A Chinese senior engineer at Tulsa’s A.B. Jewell water treatment plant can’t move forward with an age and racial discrimination lawsuit after the 10th Circuit U.S. Court of Appeals affirmed a district court’s summary judgment Tuesday in favor of the plaintiff’s employer, the City of Tulsa, Oklahoma.
The worker alleged the city passed him over for a superintendent position because of his age and race to hire a younger, White candidate for the position instead in violation of Title VII of the Civil Rights Act of 1964, the Age Discrimination in Employment Act and the Oklahoma Anti-Discrimination Act, per court documents in Jiang v. City of Tulsa.
However, the district court found that the plaintiff was unable to show that “the city was untruthful about valuing a candidate with leadership experience,” which the person who was hired had, and granted summary judgment to the city. The appeals court affirmed.
In his appeal, the plaintiff alleged retaliation related to the hiring process. At issue was the city’s decision to remove an education requirement for the position, per court documents.

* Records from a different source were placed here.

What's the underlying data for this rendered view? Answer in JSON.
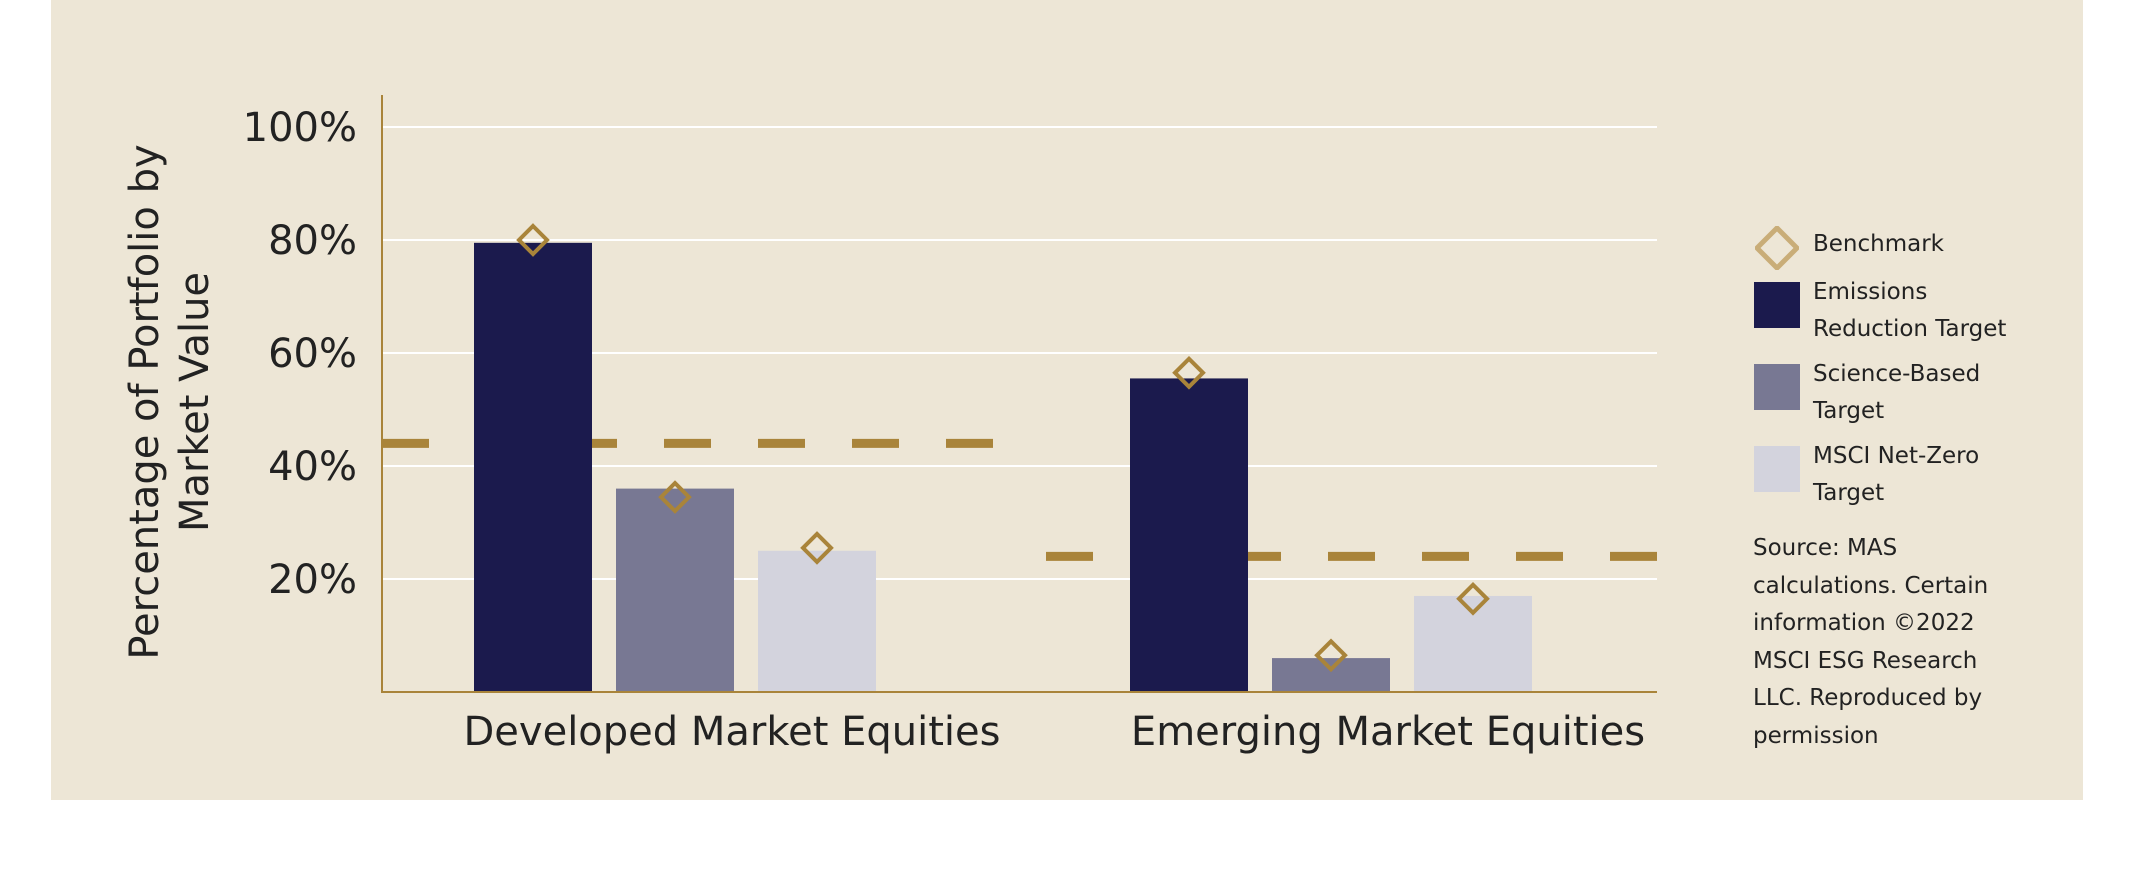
{
  "chart_data": {
    "type": "bar",
    "categories": [
      "Developed Market Equities",
      "Emerging Market Equities"
    ],
    "series": [
      {
        "name": "Emissions Reduction Target",
        "color": "#1B1A4D",
        "values": [
          79.5,
          55.5
        ]
      },
      {
        "name": "Science-Based Target",
        "color": "#787893",
        "values": [
          36,
          6
        ]
      },
      {
        "name": "MSCI Net-Zero Target",
        "color": "#D3D3DD",
        "values": [
          25,
          17
        ]
      }
    ],
    "benchmark": {
      "name": "Benchmark",
      "color": "#A9843A",
      "values": [
        [
          80,
          34.5,
          25.5
        ],
        [
          56.5,
          6.5,
          16.5
        ]
      ]
    },
    "reference_lines": [
      {
        "category": "Developed Market Equities",
        "value": 44,
        "style": "dashed",
        "color": "#A9843A"
      },
      {
        "category": "Emerging Market Equities",
        "value": 24,
        "style": "dashed",
        "color": "#A9843A"
      }
    ],
    "title": "",
    "xlabel": "",
    "ylabel": "Percentage of Portfolio by Market Value",
    "ylabel_lines": [
      "Percentage of Portfolio by",
      "Market Value"
    ],
    "yticks": [
      20,
      40,
      60,
      80,
      100
    ],
    "ytick_labels": [
      "20%",
      "40%",
      "60%",
      "80%",
      "100%"
    ],
    "ylim": [
      0,
      106
    ],
    "grid": true,
    "legend_position": "right"
  },
  "legend": {
    "items": [
      {
        "label_lines": [
          "Benchmark"
        ],
        "kind": "marker",
        "color": "#C9AD78"
      },
      {
        "label_lines": [
          "Emissions",
          "Reduction Target"
        ],
        "kind": "swatch",
        "color": "#1B1A4D"
      },
      {
        "label_lines": [
          "Science-Based",
          "Target"
        ],
        "kind": "swatch",
        "color": "#787893"
      },
      {
        "label_lines": [
          "MSCI Net-Zero",
          "Target"
        ],
        "kind": "swatch",
        "color": "#D3D3DD"
      }
    ]
  },
  "source_lines": [
    "Source: MAS",
    "calculations. Certain",
    "information ©2022",
    "MSCI ESG Research",
    "LLC. Reproduced by",
    "permission"
  ]
}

The city initially hired the White worker for the role in question but “violated its written hiring policies” in doing so, according to the filing.
“Those policies required the city to hire someone with a college degree in biology, engineering, environmental sciences, or a related field. Yet the hired candidate didn’t have a degree at all,” the court documents said.

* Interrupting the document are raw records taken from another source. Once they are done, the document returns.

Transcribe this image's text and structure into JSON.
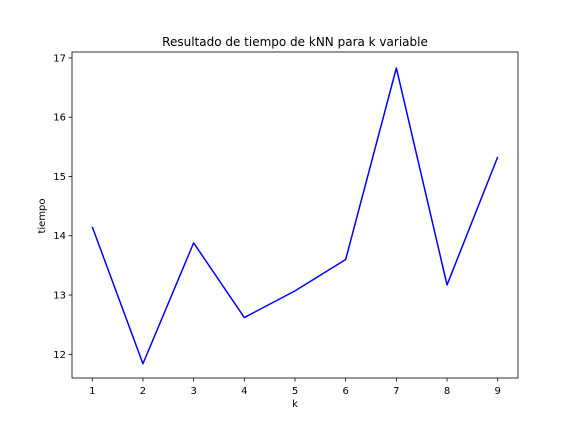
{
  "chart_data": {
    "type": "line",
    "title": "Resultado de tiempo de kNN para k variable",
    "xlabel": "k",
    "ylabel": "tiempo",
    "x": [
      1,
      2,
      3,
      4,
      5,
      6,
      7,
      8,
      9
    ],
    "series": [
      {
        "values": [
          14.15,
          11.84,
          13.88,
          12.62,
          13.07,
          13.6,
          16.83,
          13.17,
          15.33
        ],
        "color": "#0000ff"
      }
    ],
    "xlim": [
      0.6,
      9.4
    ],
    "ylim": [
      11.6,
      17.1
    ],
    "xticks": [
      1,
      2,
      3,
      4,
      5,
      6,
      7,
      8,
      9
    ],
    "yticks": [
      12,
      13,
      14,
      15,
      16,
      17
    ],
    "grid": false
  }
}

The plaintiff reported the city’s mistake to the civil service commission, which confirmed that the city had violated its policies. Tulsa removed the degree requirement “to reflect the city’s customary practice of substituting experience for education” and redid the hiring process, again hiring the candidate with greater leadership experience.
The plaintiff alleged that the city “retaliated by tailoring the revised education requirement ‘to the two white and younger applicants’” in response to his report to the civil service commission.
However, the plaintiff wasn’t able to contradict that the city changed the education requirement to reflect its previous practice, the appeals court said.
“While [the] City does not have much to add, we can confirm the Tenth Circuit’s summary judgement, which should speak for itself,” a City of Tulsa spokesperson said via email. An attorney for the plaintiff did not respond to a request for comment.